The duty-free PVC K67 range was assessed steady at $840-880/ton CIF Türkiye, cash. Following a few deals at $830/ton CIF for Egyptian cargos, most offers centered on $840-860/ton for this origin. A profile manufacturer secured some volumes at $840/ton for December arrival. Restricted supply led to scarce European offers into the second half of the month, meanwhile.

South Korean K67 was priced close the $900/ton threshold on cash equivalent basis supported by firmer shipping costs ahead of the year-end festivities. Most buyers were shunning distant cargos, however, citing low season, cautious consumption and cash flow problems, as well as their enroute cargos.

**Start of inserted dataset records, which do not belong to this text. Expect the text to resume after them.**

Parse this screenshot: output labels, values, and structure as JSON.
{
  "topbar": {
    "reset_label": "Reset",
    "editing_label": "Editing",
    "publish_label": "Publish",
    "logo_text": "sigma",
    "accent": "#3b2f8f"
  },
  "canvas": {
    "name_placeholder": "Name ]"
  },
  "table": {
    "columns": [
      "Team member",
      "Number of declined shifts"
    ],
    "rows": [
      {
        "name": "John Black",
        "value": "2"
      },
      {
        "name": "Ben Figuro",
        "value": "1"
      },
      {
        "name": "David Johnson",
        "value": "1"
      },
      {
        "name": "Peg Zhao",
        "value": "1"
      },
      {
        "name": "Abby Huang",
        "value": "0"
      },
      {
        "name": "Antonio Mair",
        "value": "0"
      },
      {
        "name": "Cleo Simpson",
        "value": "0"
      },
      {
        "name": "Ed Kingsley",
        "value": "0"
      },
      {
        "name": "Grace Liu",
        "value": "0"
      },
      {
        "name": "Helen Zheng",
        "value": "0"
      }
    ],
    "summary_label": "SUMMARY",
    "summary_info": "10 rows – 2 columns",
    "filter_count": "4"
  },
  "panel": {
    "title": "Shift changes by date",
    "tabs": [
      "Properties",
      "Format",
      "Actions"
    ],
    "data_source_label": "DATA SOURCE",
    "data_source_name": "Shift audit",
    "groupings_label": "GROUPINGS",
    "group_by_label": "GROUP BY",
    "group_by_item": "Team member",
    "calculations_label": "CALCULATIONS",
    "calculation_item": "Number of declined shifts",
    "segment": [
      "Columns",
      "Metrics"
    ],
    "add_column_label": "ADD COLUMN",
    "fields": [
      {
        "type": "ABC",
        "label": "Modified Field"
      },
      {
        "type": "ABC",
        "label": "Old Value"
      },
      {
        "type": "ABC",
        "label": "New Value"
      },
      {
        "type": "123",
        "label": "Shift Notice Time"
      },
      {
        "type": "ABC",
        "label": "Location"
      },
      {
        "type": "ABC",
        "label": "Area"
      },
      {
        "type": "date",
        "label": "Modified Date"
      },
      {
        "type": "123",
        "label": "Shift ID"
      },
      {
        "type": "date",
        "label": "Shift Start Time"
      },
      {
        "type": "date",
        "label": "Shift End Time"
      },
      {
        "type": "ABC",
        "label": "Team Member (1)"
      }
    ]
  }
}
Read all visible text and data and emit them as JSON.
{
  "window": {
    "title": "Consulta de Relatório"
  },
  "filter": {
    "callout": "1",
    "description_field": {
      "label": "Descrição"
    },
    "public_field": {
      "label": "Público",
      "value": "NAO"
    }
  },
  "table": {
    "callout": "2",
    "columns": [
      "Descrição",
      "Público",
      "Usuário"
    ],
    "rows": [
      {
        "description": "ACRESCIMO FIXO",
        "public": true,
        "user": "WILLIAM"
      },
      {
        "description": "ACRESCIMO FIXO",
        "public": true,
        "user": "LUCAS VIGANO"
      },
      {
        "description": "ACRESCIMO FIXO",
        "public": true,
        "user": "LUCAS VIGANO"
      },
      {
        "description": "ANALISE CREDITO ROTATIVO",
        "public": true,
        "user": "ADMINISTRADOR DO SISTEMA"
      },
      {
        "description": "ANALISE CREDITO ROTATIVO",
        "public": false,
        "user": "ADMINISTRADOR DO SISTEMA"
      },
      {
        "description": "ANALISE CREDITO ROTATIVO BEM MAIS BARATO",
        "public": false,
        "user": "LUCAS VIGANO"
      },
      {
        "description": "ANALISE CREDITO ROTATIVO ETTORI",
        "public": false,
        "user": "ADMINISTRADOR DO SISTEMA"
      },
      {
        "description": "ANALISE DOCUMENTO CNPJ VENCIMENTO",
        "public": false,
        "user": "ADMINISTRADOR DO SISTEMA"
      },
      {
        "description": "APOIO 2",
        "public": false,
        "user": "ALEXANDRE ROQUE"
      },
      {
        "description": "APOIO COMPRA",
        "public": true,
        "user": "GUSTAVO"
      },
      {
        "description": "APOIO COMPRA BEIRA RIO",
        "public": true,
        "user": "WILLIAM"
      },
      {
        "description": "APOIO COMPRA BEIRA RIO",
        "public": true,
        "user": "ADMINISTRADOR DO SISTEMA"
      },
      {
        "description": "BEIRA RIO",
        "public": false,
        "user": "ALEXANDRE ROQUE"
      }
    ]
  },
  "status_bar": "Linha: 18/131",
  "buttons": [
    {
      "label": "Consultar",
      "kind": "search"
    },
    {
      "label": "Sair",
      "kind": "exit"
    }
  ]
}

Turkish players have begun to focus on the December outlook seeking global clues. Asian players project a Taiwanese major to issue rollovers in India under the shadow of additional duties. European converters are reluctant to pay any increases given a lack of supply concerns and muted derivatives within the bloc. Whether ex-USG cargos will continue to offer attractive prices, and Europe will ramp up exports will be pivotal for Turkish players into the last month of the year. If US sellers undergo sales pressure, more cargos may find their way to Türkiye, Africa, and Latin America, which would widen the gap with European PVC prices further, players comment.